What other books are you reading?

I’m just emerging from, like, Covid mom of two young kids—plus multiple private clients and my groups—so I haven’t had time for a ton of recreational reading, or even investigative reading. But now I’m entering a phase where I have more time to read, which feels like a luxury because when I’m reading, I can’t multitask. I really appreciate just being present and allowing myself to go somewhere in that way.

I just read Roxane Gay’s Hunger. It’s an extremely compelling, very personal book. It almost felt like I was trespassing—that’s how great a writer she is. At the beginning of Covid, I read and loved Americanah, a novel by Chimamanda Ngozi Adichie. I’m also a huge Elena Ferrante fan. I loved the Neapolitan Quartet—a four-part series that includes My Brilliant Friend, The Story of a New Name, Those Who Leave and Those Who Stay, and The Story of the Lost Child—as well as her 2002 book, The Days of Abandonment.

What are your favorite magazines?

I have about three hundred issues of The World of Interiors, and a big old pile of New Yorkers. Like episodes of The Daily, The New Yorker’s contents are conversation starters: You can just grab a copy and read any article, and there’s so much dialogue to be had around it. I also like Apartamento. And I’m really excited about what Samira Nasr is doing at Harper’s Bazaar.

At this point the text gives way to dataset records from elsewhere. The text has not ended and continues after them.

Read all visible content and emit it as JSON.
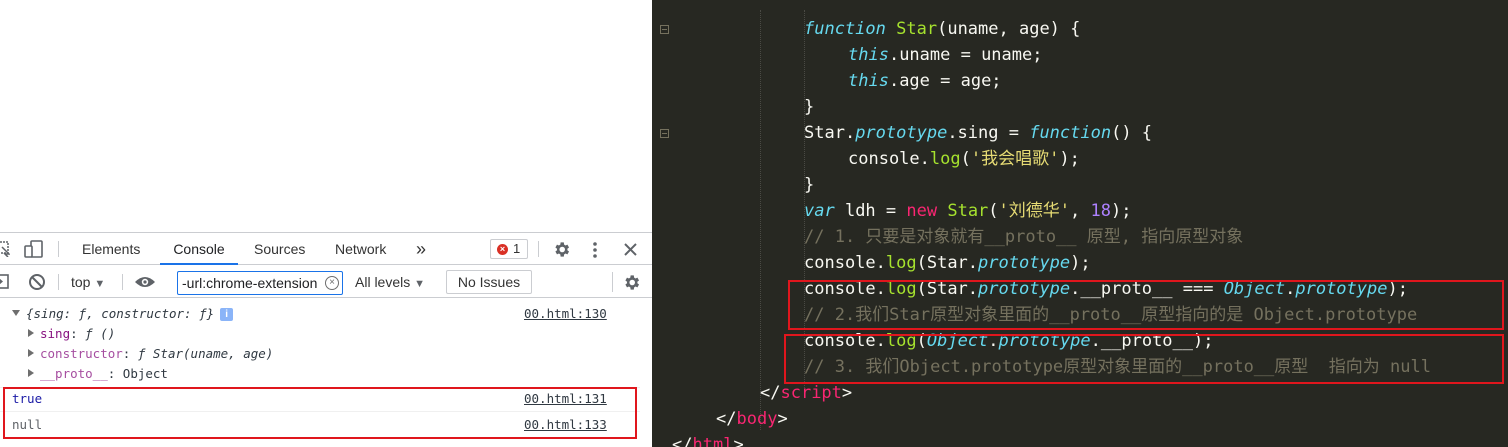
{
  "devtools": {
    "tabs": [
      "Elements",
      "Console",
      "Sources",
      "Network"
    ],
    "active_tab": "Console",
    "more_tabs_glyph": "»",
    "error_count": "1",
    "context": "top",
    "filter_value": "-url:chrome-extension",
    "levels_label": "All levels",
    "issues_label": "No Issues",
    "icons": [
      "inspect-icon",
      "device-icon",
      "error-icon",
      "gear-icon",
      "kebab-icon",
      "close-icon",
      "sidebar-icon",
      "clear-icon",
      "eye-icon",
      "clear-filter-icon",
      "settings-gear-icon",
      "dropdown-icon"
    ],
    "accent_color": "#1a73e8",
    "highlight_color": "#e0161d"
  },
  "console": {
    "object_summary": "{sing: ƒ, constructor: ƒ}",
    "object_src": "00.html:130",
    "info_glyph": "i",
    "props": [
      {
        "key": "sing",
        "value": "ƒ ()"
      },
      {
        "key": "constructor",
        "value": "ƒ Star(uname, age)"
      },
      {
        "key": "__proto__",
        "value": "Object"
      }
    ],
    "rows": [
      {
        "text": "true",
        "src": "00.html:131"
      },
      {
        "text": "null",
        "src": "00.html:133"
      }
    ]
  },
  "editor": {
    "lines": {
      "l1_kw": "function",
      "l1_name": "Star",
      "l1_rest": "(uname, age) {",
      "l2_this": "this",
      "l2_rest": ".uname = uname;",
      "l3_this": "this",
      "l3_rest": ".age = age;",
      "l4": "}",
      "l5_a": "Star.",
      "l5_proto": "prototype",
      "l5_b": ".sing = ",
      "l5_kw": "function",
      "l5_c": "() {",
      "l6_a": "console.",
      "l6_fn": "log",
      "l6_b": "(",
      "l6_str": "'我会唱歌'",
      "l6_c": ");",
      "l7": "}",
      "l8_var": "var",
      "l8_a": " ldh = ",
      "l8_new": "new",
      "l8_b": " ",
      "l8_star": "Star",
      "l8_c": "(",
      "l8_str": "'刘德华'",
      "l8_d": ", ",
      "l8_num": "18",
      "l8_e": ");",
      "l9": "// 1. 只要是对象就有__proto__ 原型, 指向原型对象",
      "l10_a": "console.",
      "l10_fn": "log",
      "l10_b": "(Star.",
      "l10_proto": "prototype",
      "l10_c": ");",
      "l11_a": "console.",
      "l11_fn": "log",
      "l11_b": "(Star.",
      "l11_proto": "prototype",
      "l11_c": ".__proto__ === ",
      "l11_obj": "Object",
      "l11_d": ".",
      "l11_proto2": "prototype",
      "l11_e": ");",
      "l12": "// 2.我们Star原型对象里面的__proto__原型指向的是 Object.prototype",
      "l13_a": "console.",
      "l13_fn": "log",
      "l13_b": "(",
      "l13_obj": "Object",
      "l13_c": ".",
      "l13_proto": "prototype",
      "l13_d": ".__proto__);",
      "l14": "// 3. 我们Object.prototype原型对象里面的__proto__原型  指向为 null",
      "l15_a": "</",
      "l15_tag": "script",
      "l15_b": ">",
      "l16_a": "</",
      "l16_tag": "body",
      "l16_b": ">",
      "l17_a": "</",
      "l17_tag": "html",
      "l17_b": ">"
    }
  }
}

What TV shows are you watching?

I love Mike White, who created and stars in Enlightened, one of my all-time favorite shows. In it, there’s a woman who has the best intentions, and is on a spiritual path, but she’s also extremely flawed and relatable. Mike captures that balance in a way that’s difficult to do on television. Few people can portray the subtleties, nuances, humor, and tragedy of things like spirituality, equity, or race. He does it by using humor in a really intelligent way, and tells stories in a way that doesn’t feel like virtue signaling. It’s much more inviting than that.

Obviously I adore Succession, because I’m a living, breathing human being in North America. I also like The White Lotus, Curb Your Enthusiasm, and The Crown.

Any guilty pleasures?

I feel a bit guilty rewatching episodes of Seinfeld. I grew up on the Upper West Side, and there’s something about listening to the conversations they have on the show. Elaine is a real model for me. The guilt comes from the fact that I’ve seen all of the episodes, and there’s no reason that I need to be watching them again. I’m not using time in a new way.

But I’ve been thinking a lot about guilty pleasures. In my field, we talk a lot about time management and stress management, but we don’t talk a lot about space management—giving, granting, and taking space for yourself. Thinking about space in a different way is what I’d recommend to people looking for moments of pleasure. Taking space, and playing with space, is actually quite healthy.